Nas alegações que então apresentou (fls. 1340-1347 vº), o arguido formulou, entre outras, as seguintes conclusões:
'[...]
11ª. À nossa tradição jurídica repugnam as penas perpétuas, entendendo-se como tal as penas que excedam o máximo da pena aplicável a alguns crimes e ao concurso de crimes (hoje 25 anos). Para além deste limite, estaremos portanto perante o emprisionamento perpétuo.
12ª. Assim, a interpretação normativa deve igualmente ser feita de acordo com este princípio estruturante e em consonância com o mesmo conforme decorre do disposto no art. 30º, 1 C.R.P., o qual se tem como igualmente violado.

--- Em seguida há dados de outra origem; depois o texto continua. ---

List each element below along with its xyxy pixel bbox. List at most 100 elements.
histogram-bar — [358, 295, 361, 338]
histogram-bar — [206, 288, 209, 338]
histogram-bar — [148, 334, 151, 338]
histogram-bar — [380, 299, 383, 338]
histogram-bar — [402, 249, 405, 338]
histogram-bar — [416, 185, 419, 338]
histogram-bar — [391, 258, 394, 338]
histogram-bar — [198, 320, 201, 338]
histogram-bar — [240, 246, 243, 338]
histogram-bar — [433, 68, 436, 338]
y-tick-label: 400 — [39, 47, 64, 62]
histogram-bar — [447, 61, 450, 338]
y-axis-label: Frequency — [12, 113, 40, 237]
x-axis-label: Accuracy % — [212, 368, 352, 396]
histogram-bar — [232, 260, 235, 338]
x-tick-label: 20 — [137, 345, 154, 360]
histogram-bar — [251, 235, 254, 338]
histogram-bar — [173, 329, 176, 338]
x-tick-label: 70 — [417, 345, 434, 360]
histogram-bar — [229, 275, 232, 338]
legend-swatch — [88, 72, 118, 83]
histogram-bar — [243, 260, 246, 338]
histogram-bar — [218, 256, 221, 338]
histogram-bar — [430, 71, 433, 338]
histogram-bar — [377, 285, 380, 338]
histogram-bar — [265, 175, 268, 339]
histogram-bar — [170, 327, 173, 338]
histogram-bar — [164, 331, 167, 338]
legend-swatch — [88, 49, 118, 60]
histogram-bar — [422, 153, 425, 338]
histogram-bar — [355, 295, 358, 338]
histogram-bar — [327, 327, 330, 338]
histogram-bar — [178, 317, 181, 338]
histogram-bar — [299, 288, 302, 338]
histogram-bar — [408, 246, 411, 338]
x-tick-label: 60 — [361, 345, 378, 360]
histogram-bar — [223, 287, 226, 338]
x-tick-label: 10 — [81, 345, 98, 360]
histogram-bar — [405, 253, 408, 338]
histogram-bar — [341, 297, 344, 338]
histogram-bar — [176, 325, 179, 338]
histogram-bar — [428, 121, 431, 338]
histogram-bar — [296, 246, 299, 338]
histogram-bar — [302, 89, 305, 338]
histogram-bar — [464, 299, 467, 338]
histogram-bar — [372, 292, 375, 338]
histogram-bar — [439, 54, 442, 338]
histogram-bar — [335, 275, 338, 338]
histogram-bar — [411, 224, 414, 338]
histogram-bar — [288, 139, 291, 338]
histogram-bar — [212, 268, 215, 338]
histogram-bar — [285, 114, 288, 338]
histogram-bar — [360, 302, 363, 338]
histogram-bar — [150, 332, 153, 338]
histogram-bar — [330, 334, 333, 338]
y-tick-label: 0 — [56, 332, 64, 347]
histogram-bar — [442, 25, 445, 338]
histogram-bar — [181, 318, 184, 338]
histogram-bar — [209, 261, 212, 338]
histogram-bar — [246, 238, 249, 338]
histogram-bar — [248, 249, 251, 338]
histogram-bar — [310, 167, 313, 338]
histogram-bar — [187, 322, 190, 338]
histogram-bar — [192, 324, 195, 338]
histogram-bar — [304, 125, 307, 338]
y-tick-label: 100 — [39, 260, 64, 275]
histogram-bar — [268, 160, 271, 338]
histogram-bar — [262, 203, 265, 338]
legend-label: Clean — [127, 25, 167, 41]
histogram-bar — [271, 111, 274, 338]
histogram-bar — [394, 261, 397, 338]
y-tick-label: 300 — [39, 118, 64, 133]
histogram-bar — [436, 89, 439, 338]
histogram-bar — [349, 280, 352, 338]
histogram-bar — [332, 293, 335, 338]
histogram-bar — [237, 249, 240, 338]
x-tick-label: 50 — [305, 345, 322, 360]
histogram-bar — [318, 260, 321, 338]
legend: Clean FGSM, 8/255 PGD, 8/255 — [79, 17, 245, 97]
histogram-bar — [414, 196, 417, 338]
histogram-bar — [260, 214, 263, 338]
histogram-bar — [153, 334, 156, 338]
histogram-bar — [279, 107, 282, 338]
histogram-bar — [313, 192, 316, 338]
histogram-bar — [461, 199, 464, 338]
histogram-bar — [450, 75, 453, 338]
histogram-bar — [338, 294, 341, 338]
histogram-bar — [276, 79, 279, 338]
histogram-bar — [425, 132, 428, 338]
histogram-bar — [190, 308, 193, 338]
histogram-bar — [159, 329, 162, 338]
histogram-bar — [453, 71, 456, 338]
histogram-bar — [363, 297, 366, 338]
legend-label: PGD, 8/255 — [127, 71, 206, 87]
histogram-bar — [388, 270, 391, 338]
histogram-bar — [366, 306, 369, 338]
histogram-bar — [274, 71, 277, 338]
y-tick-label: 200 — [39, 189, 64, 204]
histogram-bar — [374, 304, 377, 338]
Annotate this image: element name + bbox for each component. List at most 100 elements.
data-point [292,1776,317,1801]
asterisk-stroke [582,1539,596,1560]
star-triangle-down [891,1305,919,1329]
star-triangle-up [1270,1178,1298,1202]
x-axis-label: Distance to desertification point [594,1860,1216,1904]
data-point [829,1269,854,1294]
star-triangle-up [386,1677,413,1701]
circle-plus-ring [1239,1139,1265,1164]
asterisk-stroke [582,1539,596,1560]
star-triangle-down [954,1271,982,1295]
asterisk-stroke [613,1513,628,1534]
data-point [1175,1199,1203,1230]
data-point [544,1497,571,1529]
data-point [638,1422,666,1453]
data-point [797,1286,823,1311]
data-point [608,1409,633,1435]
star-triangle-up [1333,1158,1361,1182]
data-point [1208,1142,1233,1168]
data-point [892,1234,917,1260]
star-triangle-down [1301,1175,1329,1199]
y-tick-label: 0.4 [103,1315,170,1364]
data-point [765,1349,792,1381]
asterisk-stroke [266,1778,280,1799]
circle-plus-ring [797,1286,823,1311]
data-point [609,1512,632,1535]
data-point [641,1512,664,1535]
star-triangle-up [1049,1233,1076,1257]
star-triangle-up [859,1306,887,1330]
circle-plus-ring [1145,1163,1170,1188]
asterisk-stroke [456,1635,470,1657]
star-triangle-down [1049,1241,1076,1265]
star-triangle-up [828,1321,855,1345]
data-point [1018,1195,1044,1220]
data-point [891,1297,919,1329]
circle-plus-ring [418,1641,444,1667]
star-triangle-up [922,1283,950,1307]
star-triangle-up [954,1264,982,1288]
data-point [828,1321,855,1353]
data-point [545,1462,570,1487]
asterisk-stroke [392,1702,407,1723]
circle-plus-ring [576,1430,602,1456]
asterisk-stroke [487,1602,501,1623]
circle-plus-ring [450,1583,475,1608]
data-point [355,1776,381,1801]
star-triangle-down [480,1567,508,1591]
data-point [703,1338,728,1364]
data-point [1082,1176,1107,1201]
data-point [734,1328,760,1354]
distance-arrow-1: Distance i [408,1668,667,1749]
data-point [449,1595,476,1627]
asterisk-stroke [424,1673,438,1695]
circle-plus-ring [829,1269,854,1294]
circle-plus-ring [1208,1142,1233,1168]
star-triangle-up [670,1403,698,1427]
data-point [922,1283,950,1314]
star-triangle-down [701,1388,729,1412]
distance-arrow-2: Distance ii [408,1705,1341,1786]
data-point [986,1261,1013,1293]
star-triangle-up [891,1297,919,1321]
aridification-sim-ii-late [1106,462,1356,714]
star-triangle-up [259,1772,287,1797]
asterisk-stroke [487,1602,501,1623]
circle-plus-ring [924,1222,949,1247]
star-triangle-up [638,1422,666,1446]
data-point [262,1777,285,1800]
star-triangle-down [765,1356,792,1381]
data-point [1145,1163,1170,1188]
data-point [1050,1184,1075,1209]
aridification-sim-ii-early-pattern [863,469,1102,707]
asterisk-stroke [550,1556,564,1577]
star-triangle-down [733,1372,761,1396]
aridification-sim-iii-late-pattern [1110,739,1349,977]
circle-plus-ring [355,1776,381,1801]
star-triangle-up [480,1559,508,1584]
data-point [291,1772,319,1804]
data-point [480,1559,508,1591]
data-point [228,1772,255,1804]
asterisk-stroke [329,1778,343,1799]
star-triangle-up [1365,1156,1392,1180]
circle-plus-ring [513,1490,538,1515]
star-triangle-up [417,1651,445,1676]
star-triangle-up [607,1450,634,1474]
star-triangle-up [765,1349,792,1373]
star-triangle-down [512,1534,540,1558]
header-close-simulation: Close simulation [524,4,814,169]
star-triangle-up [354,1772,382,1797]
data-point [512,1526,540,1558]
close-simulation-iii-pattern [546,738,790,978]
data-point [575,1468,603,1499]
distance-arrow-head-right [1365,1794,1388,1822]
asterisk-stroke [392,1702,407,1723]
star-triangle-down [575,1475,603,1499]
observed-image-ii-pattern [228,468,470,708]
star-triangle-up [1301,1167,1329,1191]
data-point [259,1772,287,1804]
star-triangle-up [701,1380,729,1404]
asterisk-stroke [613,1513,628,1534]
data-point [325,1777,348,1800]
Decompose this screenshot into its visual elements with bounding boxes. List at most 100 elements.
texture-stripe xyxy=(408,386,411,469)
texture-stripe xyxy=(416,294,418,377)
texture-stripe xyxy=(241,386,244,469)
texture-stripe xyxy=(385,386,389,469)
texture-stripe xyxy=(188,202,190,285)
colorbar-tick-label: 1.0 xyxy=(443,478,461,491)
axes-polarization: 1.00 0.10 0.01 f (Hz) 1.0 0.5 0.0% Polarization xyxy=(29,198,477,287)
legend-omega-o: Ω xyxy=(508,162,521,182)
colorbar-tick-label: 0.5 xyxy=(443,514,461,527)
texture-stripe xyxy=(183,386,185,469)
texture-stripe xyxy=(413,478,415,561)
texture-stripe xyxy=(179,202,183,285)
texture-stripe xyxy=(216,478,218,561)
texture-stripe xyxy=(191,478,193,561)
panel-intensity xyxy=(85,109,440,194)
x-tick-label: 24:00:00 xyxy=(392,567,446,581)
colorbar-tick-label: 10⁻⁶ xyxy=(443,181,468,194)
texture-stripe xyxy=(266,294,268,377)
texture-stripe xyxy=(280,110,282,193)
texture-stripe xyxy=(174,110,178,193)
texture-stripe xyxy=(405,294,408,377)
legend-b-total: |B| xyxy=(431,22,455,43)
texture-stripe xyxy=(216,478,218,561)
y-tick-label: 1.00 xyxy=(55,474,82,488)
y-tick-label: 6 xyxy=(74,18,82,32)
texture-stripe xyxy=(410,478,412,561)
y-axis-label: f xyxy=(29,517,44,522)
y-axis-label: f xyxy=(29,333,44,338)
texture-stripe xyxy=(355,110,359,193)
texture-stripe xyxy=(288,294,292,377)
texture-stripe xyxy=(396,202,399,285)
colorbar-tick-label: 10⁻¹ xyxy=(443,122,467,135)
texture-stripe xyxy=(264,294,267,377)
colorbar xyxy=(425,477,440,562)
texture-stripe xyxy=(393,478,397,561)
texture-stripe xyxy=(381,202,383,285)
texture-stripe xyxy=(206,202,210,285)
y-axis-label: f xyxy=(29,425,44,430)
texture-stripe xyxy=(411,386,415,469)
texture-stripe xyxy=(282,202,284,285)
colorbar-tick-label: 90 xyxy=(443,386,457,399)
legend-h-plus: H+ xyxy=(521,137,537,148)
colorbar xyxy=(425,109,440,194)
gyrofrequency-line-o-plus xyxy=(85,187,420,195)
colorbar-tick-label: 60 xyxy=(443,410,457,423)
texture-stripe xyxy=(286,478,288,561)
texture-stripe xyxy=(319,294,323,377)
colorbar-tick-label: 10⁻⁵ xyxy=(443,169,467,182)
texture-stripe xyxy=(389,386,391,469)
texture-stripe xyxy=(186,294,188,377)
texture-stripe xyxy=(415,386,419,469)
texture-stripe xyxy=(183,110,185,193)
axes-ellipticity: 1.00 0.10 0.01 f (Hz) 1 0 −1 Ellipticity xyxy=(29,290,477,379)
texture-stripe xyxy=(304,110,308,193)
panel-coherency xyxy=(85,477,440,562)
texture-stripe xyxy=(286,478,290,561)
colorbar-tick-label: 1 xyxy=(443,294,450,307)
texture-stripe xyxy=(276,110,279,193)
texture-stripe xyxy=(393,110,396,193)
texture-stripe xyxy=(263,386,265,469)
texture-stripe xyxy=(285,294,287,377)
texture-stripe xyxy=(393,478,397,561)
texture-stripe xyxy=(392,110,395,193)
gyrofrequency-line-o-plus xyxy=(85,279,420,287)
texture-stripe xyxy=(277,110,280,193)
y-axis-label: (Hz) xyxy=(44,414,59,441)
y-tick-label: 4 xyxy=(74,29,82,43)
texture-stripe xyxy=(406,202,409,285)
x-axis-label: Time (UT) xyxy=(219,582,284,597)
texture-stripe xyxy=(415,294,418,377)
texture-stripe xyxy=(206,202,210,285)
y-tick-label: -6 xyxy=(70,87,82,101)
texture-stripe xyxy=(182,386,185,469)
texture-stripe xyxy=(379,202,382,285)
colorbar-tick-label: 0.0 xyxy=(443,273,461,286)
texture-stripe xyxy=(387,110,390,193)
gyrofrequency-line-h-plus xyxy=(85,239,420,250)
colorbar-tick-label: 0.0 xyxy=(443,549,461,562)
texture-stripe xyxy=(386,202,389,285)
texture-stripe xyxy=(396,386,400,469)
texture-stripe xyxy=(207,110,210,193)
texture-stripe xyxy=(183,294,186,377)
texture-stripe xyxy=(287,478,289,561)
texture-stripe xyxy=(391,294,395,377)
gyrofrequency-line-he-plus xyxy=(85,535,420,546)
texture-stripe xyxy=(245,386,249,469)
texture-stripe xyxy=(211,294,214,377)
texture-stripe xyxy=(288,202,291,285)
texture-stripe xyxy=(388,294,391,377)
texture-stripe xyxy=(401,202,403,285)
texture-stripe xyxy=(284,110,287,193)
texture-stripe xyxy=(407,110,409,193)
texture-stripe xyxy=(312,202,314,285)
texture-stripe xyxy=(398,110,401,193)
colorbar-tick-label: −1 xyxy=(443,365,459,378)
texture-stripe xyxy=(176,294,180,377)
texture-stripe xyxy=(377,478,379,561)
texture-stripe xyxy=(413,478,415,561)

13ª. As normas dos arts. 1º, 77º, 1 e 78º, 1 e 2 [do Código Penal] são inconstitucionais, na interpretação de acordo com a qual se entenda que o legislador pretendeu excluir do âmbito de protecção das mesmas normas as situações de cúmulo jurídico «por arrastamento», por violação dos princípios da legalidade, do tratamento mais favorável ao arguido em processo penal, da proibição de penas de prisão perpétuas e do processo justo, tal como os mesmos princípios surgem retratados nos arts. 2º, 20º, 4, 29º, 3, 30º, 1 todos da C.R.P. e art. 1º, 1 e 3 C.P. cujas disposições são materialmente constitucionais ex vi art. 17º C.R.P.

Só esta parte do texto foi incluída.